LinuxPlanet: The Importance of Open File FormatsJun 08, 2000, 13:45 (2 Talkback[s])
(Other stories by Kevin Reichard)
[ Thanks to Kevin Reichard for this link. ]
"A strong undercurrent of the Open Source movement has been a rebellion against the monopolization of information. If information is free, it cannot be used for pernicious reasons; i.e., used by a company like Microsoft to force consumers to purchase products they normally wouldn't buy. That's why the release of source code is such a powerful thing: there are no secrets that can be hidden in the source code, and anyone is free to build a better mouse trap based on the old mouse trap. This leads to a meritocracy where externalities like money (the better for hiring a raft of lawyers) and proprietary interests are neutralized."
"I was reminded of this today when I went to visit one of my favorite Web sites, the Iron Chef fan site. I was greeted by this sad message: "IronChef.com--An Unofficial Site of All Things Iron Chef--is no longer functional.
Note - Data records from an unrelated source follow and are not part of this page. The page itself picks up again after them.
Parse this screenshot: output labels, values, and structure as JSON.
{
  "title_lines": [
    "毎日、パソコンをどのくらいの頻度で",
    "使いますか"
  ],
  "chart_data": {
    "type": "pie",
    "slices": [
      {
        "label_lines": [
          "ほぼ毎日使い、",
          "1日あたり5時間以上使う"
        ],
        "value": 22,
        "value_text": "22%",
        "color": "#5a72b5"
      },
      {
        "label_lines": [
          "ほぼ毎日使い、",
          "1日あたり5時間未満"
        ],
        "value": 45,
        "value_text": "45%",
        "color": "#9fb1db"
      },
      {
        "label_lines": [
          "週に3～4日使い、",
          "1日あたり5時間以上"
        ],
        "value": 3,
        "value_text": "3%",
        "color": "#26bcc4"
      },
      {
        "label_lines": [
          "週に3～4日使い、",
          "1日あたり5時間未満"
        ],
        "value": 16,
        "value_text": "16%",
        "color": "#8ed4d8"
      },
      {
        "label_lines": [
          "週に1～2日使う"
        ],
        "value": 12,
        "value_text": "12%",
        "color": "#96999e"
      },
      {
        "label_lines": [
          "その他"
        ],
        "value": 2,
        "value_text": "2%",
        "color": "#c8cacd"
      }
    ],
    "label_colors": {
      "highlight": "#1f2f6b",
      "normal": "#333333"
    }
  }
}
I am deeply saddened that it has come to this: Due to a cease and desist letter, sent by lawyers representing the show's production company, FujiTV, this site's content is current unavailable. What was here represented three year's labor devoted to evangelizing my favorite show. While I would like nothing better than to share with other fans the excitement I have for the show, apparently the production company has other plans."
"...Such abuses are natural when there is a centralization of power, which brings us to the real topic of this column: that when power is centralized, those holding onto the power will go to great lengths to protect it. The very nature of Open Source means that information is freely available to all, meaning that anyone can sidle up and play."